X.AI filed these Excerpts of Record in the Ninth Circuit on May 14, 2026, as the mandatory record compilation accompanying its Opening Brief on appeal under Ninth Circuit Rule 30-1. The filing assembles the trial-court record — including the March 4, 2026 district court order denying X.AI's motion for a preliminary injunction, the hearing transcript, supporting declarations, and the State's opposition — that will frame the appellate court's review. The district court, applying the *Winter* preliminary injunction standard, denied relief on all three constitutional theories X.AI advanced: a Takings Clause claim failed for lack of particularized identification of X.AI's own trade secrets; a First Amendment compelled-speech claim failed because AB 2013 likely survives *Central Hudson* intermediate scrutiny at this early stage; and a vagueness challenge failed in part because X.AI's own pleadings used the statute's contested terms fluently. The Excerpts of Record preserve those rulings and the underlying evidentiary record for de novo legal review at the Ninth Circuit.

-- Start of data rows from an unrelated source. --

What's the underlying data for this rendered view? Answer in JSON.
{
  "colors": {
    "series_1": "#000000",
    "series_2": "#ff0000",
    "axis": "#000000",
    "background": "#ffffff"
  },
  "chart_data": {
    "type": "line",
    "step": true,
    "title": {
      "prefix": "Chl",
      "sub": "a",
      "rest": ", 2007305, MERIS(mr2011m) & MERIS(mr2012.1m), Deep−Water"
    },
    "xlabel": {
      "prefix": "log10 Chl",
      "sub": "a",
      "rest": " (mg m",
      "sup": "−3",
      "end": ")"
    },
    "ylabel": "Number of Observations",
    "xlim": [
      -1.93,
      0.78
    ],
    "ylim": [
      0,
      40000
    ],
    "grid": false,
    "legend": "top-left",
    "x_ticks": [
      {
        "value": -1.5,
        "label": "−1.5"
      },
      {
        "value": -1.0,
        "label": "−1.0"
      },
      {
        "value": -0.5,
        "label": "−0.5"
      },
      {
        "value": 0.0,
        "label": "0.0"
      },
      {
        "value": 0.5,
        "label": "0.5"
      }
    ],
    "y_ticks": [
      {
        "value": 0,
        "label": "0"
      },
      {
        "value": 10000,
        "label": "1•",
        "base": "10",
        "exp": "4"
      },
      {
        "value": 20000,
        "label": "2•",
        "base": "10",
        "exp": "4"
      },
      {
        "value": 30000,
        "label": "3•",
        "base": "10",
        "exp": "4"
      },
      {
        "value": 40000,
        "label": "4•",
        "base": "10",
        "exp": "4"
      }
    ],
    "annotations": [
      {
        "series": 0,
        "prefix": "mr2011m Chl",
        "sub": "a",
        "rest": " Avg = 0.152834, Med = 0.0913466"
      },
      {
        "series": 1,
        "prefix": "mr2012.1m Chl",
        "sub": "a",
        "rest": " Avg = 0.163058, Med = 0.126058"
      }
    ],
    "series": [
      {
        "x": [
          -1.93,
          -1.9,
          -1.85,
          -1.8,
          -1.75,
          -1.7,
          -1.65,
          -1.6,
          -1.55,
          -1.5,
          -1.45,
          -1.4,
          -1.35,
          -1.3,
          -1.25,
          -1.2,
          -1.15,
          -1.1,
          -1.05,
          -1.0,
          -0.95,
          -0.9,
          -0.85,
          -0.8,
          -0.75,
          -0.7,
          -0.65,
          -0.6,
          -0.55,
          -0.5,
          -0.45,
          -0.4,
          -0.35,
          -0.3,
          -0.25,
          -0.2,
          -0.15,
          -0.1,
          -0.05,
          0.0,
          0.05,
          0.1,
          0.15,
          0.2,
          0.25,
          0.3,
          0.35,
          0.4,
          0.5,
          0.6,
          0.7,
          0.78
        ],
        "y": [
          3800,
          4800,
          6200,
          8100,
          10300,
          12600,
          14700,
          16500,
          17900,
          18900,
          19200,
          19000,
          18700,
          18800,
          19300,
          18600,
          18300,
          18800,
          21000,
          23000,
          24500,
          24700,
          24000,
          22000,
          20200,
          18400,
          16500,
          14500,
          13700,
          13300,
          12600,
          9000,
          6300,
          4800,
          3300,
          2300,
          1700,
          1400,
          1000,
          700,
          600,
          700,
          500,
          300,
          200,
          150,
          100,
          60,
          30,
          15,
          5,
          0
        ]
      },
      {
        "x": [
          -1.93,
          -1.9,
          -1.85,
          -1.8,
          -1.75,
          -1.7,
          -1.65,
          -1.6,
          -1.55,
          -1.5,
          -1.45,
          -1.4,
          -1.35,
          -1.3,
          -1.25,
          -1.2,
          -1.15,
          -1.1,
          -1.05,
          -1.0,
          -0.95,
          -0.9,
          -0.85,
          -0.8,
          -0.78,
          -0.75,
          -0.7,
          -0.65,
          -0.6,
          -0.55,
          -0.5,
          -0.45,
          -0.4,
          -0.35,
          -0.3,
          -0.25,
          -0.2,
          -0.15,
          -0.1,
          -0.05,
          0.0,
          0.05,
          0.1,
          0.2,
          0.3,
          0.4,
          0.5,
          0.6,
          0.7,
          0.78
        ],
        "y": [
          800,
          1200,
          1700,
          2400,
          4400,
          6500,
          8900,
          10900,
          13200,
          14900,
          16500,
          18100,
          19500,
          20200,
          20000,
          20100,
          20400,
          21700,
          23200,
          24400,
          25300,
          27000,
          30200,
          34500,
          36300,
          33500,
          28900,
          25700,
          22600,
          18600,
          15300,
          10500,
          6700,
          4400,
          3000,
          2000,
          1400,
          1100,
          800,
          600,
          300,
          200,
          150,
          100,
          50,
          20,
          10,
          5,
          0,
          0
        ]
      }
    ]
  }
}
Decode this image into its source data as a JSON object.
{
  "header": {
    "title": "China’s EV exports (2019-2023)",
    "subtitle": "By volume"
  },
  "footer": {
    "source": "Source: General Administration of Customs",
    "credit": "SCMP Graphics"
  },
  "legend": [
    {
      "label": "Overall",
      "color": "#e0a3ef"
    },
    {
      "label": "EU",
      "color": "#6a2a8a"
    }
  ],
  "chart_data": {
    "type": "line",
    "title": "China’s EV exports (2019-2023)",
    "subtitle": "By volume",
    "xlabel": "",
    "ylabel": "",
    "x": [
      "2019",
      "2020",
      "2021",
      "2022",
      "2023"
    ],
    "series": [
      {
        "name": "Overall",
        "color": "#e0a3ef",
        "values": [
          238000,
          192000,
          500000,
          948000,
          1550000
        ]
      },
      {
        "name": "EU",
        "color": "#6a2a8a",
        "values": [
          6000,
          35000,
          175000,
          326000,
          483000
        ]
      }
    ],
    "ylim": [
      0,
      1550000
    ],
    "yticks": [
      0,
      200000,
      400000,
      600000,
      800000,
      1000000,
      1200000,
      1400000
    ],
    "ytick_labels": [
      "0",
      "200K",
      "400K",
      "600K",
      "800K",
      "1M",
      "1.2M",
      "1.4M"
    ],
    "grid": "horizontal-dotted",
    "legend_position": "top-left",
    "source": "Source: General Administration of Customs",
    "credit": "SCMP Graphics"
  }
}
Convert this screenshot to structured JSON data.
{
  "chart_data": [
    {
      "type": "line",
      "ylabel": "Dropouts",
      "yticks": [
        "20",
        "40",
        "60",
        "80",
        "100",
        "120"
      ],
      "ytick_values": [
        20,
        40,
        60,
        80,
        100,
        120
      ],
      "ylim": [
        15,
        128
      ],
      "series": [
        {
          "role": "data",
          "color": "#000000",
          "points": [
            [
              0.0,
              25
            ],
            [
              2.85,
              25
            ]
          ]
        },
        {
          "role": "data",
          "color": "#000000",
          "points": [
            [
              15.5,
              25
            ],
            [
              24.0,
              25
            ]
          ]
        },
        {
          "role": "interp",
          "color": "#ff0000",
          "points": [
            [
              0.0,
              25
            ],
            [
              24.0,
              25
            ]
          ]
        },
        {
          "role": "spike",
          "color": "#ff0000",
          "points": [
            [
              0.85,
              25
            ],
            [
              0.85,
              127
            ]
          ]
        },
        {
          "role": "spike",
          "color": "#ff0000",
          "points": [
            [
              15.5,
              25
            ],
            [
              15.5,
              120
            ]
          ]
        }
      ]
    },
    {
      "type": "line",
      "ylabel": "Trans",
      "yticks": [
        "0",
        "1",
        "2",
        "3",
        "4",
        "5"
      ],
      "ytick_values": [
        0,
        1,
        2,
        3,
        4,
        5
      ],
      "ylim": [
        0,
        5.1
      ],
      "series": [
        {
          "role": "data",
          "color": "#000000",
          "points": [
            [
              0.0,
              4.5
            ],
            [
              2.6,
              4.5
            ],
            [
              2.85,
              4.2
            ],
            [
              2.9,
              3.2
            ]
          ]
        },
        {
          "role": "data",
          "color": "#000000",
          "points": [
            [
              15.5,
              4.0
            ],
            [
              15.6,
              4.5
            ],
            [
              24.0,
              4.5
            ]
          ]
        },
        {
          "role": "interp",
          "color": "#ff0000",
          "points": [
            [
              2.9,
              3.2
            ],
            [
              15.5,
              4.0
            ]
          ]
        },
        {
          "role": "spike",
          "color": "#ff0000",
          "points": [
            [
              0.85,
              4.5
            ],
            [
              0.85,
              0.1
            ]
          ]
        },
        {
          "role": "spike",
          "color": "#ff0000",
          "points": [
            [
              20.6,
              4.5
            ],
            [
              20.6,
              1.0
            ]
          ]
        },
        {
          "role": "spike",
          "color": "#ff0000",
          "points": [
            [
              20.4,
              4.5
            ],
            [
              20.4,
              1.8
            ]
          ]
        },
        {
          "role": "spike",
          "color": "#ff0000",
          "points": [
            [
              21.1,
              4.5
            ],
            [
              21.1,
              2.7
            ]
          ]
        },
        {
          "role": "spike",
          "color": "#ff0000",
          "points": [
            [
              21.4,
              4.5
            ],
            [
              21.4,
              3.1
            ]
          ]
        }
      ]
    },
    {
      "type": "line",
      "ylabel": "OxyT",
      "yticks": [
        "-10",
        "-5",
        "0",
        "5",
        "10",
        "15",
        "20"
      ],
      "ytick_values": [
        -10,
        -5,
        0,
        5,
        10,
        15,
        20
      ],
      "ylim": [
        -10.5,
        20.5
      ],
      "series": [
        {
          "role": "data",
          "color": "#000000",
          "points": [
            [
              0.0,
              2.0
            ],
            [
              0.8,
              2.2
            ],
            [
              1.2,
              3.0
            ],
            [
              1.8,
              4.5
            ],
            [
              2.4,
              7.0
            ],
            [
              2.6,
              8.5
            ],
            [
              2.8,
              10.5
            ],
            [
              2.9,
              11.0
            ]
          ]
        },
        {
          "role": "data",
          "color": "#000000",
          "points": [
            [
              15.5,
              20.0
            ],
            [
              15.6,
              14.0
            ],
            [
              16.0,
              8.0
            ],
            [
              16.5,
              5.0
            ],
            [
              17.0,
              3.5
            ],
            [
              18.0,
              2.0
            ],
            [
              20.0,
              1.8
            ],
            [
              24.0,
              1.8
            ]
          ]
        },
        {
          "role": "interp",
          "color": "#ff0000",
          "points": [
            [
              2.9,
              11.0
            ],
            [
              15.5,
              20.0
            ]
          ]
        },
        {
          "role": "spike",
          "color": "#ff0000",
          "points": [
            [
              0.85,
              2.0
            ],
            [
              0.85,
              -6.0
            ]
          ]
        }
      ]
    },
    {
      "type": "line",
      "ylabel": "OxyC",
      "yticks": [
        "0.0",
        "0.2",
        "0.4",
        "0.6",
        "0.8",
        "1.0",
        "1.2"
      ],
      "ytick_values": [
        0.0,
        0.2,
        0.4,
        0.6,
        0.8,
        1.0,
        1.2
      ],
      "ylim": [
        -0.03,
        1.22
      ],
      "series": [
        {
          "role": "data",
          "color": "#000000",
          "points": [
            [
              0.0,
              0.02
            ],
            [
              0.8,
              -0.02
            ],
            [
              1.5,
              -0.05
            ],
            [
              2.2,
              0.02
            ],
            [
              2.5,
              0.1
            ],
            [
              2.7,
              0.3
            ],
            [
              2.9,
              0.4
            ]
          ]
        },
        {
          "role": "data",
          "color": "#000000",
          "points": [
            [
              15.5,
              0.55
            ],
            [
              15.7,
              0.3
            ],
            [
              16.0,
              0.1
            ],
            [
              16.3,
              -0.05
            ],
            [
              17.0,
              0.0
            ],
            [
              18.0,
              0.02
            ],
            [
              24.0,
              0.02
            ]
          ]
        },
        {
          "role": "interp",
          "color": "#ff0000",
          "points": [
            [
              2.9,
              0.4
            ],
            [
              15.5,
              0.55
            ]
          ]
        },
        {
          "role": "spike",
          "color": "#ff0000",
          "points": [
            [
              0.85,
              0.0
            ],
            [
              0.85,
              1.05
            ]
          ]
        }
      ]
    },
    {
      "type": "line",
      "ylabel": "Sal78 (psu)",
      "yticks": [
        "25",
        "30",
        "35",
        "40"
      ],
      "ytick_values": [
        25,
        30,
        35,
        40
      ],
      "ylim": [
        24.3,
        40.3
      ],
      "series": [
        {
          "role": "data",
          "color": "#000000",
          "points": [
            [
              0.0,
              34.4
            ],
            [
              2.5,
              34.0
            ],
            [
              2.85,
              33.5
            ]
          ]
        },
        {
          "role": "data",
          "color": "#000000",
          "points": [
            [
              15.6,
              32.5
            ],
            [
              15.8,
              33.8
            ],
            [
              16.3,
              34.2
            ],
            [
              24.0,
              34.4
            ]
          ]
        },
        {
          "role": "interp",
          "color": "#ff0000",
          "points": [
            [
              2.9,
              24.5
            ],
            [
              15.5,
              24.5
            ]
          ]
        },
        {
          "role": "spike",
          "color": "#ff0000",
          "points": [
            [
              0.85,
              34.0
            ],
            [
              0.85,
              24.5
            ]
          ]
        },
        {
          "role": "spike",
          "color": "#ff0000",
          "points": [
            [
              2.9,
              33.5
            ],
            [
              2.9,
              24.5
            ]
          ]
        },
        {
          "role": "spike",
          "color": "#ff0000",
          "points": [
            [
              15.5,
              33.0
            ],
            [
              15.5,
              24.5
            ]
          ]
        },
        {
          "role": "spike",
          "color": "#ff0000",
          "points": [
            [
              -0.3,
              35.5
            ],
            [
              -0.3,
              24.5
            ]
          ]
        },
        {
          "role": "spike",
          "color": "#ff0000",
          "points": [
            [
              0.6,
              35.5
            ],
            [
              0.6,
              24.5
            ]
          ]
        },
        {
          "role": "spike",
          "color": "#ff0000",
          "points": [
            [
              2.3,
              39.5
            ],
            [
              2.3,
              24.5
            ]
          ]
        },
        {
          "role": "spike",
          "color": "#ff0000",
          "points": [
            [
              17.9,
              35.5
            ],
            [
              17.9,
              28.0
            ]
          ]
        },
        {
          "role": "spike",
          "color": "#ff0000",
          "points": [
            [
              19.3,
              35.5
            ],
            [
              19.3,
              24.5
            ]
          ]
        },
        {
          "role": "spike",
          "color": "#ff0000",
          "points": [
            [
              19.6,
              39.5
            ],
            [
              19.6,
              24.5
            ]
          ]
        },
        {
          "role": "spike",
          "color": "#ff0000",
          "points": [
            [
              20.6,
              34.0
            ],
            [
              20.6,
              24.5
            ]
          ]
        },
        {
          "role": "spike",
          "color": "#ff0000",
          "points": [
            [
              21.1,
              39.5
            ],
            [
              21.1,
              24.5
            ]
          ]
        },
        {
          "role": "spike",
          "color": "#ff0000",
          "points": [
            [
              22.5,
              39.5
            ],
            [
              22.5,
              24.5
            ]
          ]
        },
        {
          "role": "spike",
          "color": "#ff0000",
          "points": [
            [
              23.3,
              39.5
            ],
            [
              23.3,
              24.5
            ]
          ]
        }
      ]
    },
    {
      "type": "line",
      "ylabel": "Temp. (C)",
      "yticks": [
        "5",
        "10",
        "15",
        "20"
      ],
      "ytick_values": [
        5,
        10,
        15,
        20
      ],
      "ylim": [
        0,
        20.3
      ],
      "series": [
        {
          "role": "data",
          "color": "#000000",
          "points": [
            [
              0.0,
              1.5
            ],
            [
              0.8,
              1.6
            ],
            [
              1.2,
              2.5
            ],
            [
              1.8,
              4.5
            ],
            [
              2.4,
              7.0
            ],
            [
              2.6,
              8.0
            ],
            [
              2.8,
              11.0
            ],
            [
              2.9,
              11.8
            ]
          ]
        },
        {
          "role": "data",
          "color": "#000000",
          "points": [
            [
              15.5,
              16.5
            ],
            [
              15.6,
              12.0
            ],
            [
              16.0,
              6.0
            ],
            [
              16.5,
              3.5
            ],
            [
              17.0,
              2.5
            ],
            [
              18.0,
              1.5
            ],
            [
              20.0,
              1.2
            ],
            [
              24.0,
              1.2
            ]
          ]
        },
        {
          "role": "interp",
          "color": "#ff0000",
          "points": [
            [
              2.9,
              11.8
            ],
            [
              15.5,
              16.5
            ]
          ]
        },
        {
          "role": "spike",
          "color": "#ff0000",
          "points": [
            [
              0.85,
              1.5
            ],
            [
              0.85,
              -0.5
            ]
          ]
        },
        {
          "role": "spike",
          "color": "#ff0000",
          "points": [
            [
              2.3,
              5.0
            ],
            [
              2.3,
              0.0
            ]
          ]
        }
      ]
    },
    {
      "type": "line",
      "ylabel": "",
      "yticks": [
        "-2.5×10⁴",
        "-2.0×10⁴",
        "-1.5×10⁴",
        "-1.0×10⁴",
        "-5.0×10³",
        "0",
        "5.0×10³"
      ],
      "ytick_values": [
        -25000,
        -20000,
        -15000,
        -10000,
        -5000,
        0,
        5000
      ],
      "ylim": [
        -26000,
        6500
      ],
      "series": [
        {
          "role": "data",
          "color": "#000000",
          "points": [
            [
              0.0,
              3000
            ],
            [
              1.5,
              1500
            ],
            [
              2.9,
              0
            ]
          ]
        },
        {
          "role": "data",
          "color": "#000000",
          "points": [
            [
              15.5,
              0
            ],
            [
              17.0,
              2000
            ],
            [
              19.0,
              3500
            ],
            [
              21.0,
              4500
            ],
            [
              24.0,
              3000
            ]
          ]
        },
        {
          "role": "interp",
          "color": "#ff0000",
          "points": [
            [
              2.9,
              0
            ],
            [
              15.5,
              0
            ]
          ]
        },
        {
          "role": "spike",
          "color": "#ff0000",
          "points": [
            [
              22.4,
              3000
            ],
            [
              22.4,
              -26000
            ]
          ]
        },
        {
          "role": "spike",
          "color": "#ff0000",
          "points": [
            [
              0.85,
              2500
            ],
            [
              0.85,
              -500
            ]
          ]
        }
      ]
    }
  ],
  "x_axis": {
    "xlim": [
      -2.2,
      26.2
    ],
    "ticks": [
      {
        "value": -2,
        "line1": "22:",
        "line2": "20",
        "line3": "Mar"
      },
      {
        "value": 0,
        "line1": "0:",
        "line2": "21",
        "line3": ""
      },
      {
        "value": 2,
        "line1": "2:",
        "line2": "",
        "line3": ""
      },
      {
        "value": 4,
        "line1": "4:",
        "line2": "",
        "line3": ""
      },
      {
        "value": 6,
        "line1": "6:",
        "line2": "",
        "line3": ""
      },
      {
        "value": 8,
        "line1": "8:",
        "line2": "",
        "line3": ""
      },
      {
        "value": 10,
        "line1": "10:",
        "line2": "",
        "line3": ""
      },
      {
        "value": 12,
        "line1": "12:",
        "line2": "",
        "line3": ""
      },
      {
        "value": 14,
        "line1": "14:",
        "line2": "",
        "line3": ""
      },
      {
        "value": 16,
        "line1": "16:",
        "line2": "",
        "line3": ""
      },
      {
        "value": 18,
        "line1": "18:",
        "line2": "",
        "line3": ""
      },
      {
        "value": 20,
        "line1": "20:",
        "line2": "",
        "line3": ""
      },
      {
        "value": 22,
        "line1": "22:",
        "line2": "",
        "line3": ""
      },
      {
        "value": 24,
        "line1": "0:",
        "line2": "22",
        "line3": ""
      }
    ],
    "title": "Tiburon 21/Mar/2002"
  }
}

This is the first appellate test of a state-level generative AI training-data disclosure mandate, and the Ninth Circuit's resolution of the *Zauderer*-versus-*Central Hudson* boundary in this context will carry significant weight as other jurisdictions consider similar AI transparency legislation. X.AI's most viable appellate argument centers on First Amendment proportionality: the district court itself signaled that the "limited utility of high-level dataset summaries for important consumer decisionmaking" is a genuinely open question that a fuller evidentiary record could resolve differently. If X.AI can persuade the Ninth Circuit that AI training-data disclosures are more analogous to compelled revelation of proprietary judgments than to corrective commercial disclosures — distinguishing the pharmaceutical pricing precedent the State relies on — the case could constrain how California and other states may structure AI transparency requirements going forward.